Scalp Arteriovenous Malformation, "Cirsoid Aneurysm" in Adolescence: Report of 2 Cases and Review of the Literature

Li, D.; Heiferman, D. M.; Rothstein, B. D.; Syed, H. R.; Shaibani, A.; Tomita, T.

World Neurosurg. 2018 Jun 5

Abstract

Scalp arteriovenous malformations (AVM), also known as cirsoid aneurysms, are rare lesions that are congenital, traumatic or post-infectious in nature. These lesions may be found incidentally or due to the signs and symptoms that they produce, such as an enlarging pulsatile mass, headache, tinnitus or bleeding. Treatment of these lesions usually consists of endovascular embolization followed by surgical resection.
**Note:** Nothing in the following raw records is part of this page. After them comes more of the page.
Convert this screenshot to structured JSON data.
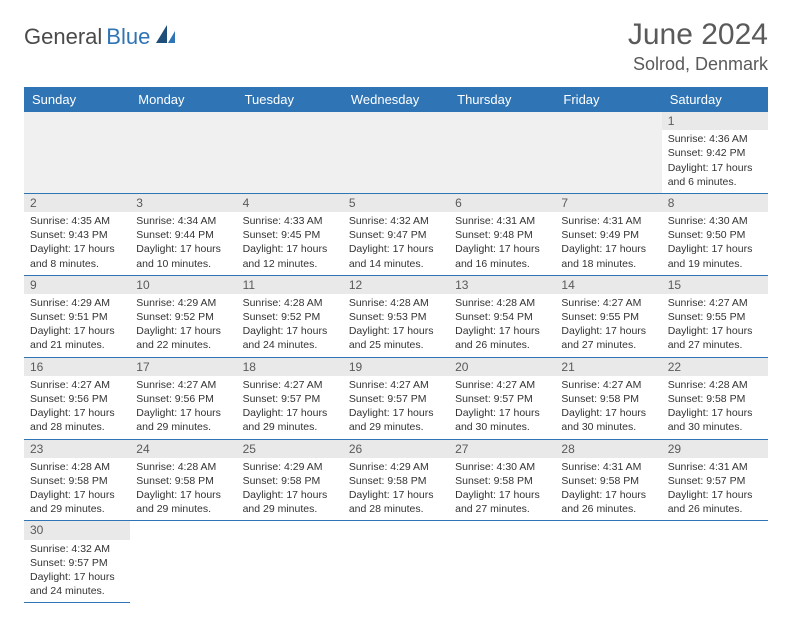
{
  "logo": {
    "prefix": "General",
    "suffix": "Blue"
  },
  "title": {
    "month": "June 2024",
    "location": "Solrod, Denmark"
  },
  "colors": {
    "header_bg": "#2f74b5",
    "header_fg": "#ffffff",
    "daynum_bg": "#e9e9e9",
    "text": "#333333",
    "title_text": "#5a5a5a",
    "cell_border": "#2f74b5"
  },
  "days_of_week": [
    "Sunday",
    "Monday",
    "Tuesday",
    "Wednesday",
    "Thursday",
    "Friday",
    "Saturday"
  ],
  "weeks": [
    [
      null,
      null,
      null,
      null,
      null,
      null,
      {
        "n": "1",
        "sr": "Sunrise: 4:36 AM",
        "ss": "Sunset: 9:42 PM",
        "d1": "Daylight: 17 hours",
        "d2": "and 6 minutes."
      }
    ],
    [
      {
        "n": "2",
        "sr": "Sunrise: 4:35 AM",
        "ss": "Sunset: 9:43 PM",
        "d1": "Daylight: 17 hours",
        "d2": "and 8 minutes."
      },
      {
        "n": "3",
        "sr": "Sunrise: 4:34 AM",
        "ss": "Sunset: 9:44 PM",
        "d1": "Daylight: 17 hours",
        "d2": "and 10 minutes."
      },
      {
        "n": "4",
        "sr": "Sunrise: 4:33 AM",
        "ss": "Sunset: 9:45 PM",
        "d1": "Daylight: 17 hours",
        "d2": "and 12 minutes."
      },
      {
        "n": "5",
        "sr": "Sunrise: 4:32 AM",
        "ss": "Sunset: 9:47 PM",
        "d1": "Daylight: 17 hours",
        "d2": "and 14 minutes."
      },
      {
        "n": "6",
        "sr": "Sunrise: 4:31 AM",
        "ss": "Sunset: 9:48 PM",
        "d1": "Daylight: 17 hours",
        "d2": "and 16 minutes."
      },
      {
        "n": "7",
        "sr": "Sunrise: 4:31 AM",
        "ss": "Sunset: 9:49 PM",
        "d1": "Daylight: 17 hours",
        "d2": "and 18 minutes."
      },
      {
        "n": "8",
        "sr": "Sunrise: 4:30 AM",
        "ss": "Sunset: 9:50 PM",
        "d1": "Daylight: 17 hours",
        "d2": "and 19 minutes."
      }
    ],
    [
      {
        "n": "9",
        "sr": "Sunrise: 4:29 AM",
        "ss": "Sunset: 9:51 PM",
        "d1": "Daylight: 17 hours",
        "d2": "and 21 minutes."
      },
      {
        "n": "10",
        "sr": "Sunrise: 4:29 AM",
        "ss": "Sunset: 9:52 PM",
        "d1": "Daylight: 17 hours",
        "d2": "and 22 minutes."
      },
      {
        "n": "11",
        "sr": "Sunrise: 4:28 AM",
        "ss": "Sunset: 9:52 PM",
        "d1": "Daylight: 17 hours",
        "d2": "and 24 minutes."
      },
      {
        "n": "12",
        "sr": "Sunrise: 4:28 AM",
        "ss": "Sunset: 9:53 PM",
        "d1": "Daylight: 17 hours",
        "d2": "and 25 minutes."
      },
      {
        "n": "13",
        "sr": "Sunrise: 4:28 AM",
        "ss": "Sunset: 9:54 PM",
        "d1": "Daylight: 17 hours",
        "d2": "and 26 minutes."
      },
      {
        "n": "14",
        "sr": "Sunrise: 4:27 AM",
        "ss": "Sunset: 9:55 PM",
        "d1": "Daylight: 17 hours",
        "d2": "and 27 minutes."
      },
      {
        "n": "15",
        "sr": "Sunrise: 4:27 AM",
        "ss": "Sunset: 9:55 PM",
        "d1": "Daylight: 17 hours",
        "d2": "and 27 minutes."
      }
    ],
    [
      {
        "n": "16",
        "sr": "Sunrise: 4:27 AM",
        "ss": "Sunset: 9:56 PM",
        "d1": "Daylight: 17 hours",
        "d2": "and 28 minutes."
      },
      {
        "n": "17",
        "sr": "Sunrise: 4:27 AM",
        "ss": "Sunset: 9:56 PM",
        "d1": "Daylight: 17 hours",
        "d2": "and 29 minutes."
      },
      {
        "n": "18",
        "sr": "Sunrise: 4:27 AM",
        "ss": "Sunset: 9:57 PM",
        "d1": "Daylight: 17 hours",
        "d2": "and 29 minutes."
      },
      {
        "n": "19",
        "sr": "Sunrise: 4:27 AM",
        "ss": "Sunset: 9:57 PM",
        "d1": "Daylight: 17 hours",
        "d2": "and 29 minutes."
      },
      {
        "n": "20",
        "sr": "Sunrise: 4:27 AM",
        "ss": "Sunset: 9:57 PM",
        "d1": "Daylight: 17 hours",
        "d2": "and 30 minutes."
      },
      {
        "n": "21",
        "sr": "Sunrise: 4:27 AM",
        "ss": "Sunset: 9:58 PM",
        "d1": "Daylight: 17 hours",
        "d2": "and 30 minutes."
      },
      {
        "n": "22",
        "sr": "Sunrise: 4:28 AM",
        "ss": "Sunset: 9:58 PM",
        "d1": "Daylight: 17 hours",
        "d2": "and 30 minutes."
      }
    ],
    [
      {
        "n": "23",
        "sr": "Sunrise: 4:28 AM",
        "ss": "Sunset: 9:58 PM",
        "d1": "Daylight: 17 hours",
        "d2": "and 29 minutes."
      },
      {
        "n": "24",
        "sr": "Sunrise: 4:28 AM",
        "ss": "Sunset: 9:58 PM",
        "d1": "Daylight: 17 hours",
        "d2": "and 29 minutes."
      },
      {
        "n": "25",
        "sr": "Sunrise: 4:29 AM",
        "ss": "Sunset: 9:58 PM",
        "d1": "Daylight: 17 hours",
        "d2": "and 29 minutes."
      },
      {
        "n": "26",
        "sr": "Sunrise: 4:29 AM",
        "ss": "Sunset: 9:58 PM",
        "d1": "Daylight: 17 hours",
        "d2": "and 28 minutes."
      },
      {
        "n": "27",
        "sr": "Sunrise: 4:30 AM",
        "ss": "Sunset: 9:58 PM",
        "d1": "Daylight: 17 hours",
        "d2": "and 27 minutes."
      },
      {
        "n": "28",
        "sr": "Sunrise: 4:31 AM",
        "ss": "Sunset: 9:58 PM",
        "d1": "Daylight: 17 hours",
        "d2": "and 26 minutes."
      },
      {
        "n": "29",
        "sr": "Sunrise: 4:31 AM",
        "ss": "Sunset: 9:57 PM",
        "d1": "Daylight: 17 hours",
        "d2": "and 26 minutes."
      }
    ],
    [
      {
        "n": "30",
        "sr": "Sunrise: 4:32 AM",
        "ss": "Sunset: 9:57 PM",
        "d1": "Daylight: 17 hours",
        "d2": "and 24 minutes."
      },
      null,
      null,
      null,
      null,
      null,
      null
    ]
  ]
}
These lesions often constitute high flow arterial blood from the superficial temporal or occipital arteries with venous outflow into extracranial venous structures. We present the diagnosis and management of two cases of congenital scalp AVMs diagnosed during adolescence, one with more typical vascular supply and outflow, while the other case demonstrates more uncommon arterial blood supply from extracranial ophthalmic arteries, as well as a component of transosseous venous drainage into the intracranial superior sagittal sinus (SSS) via emissary veins. Both scalp AVMs were successfully excised after transvenous embolization.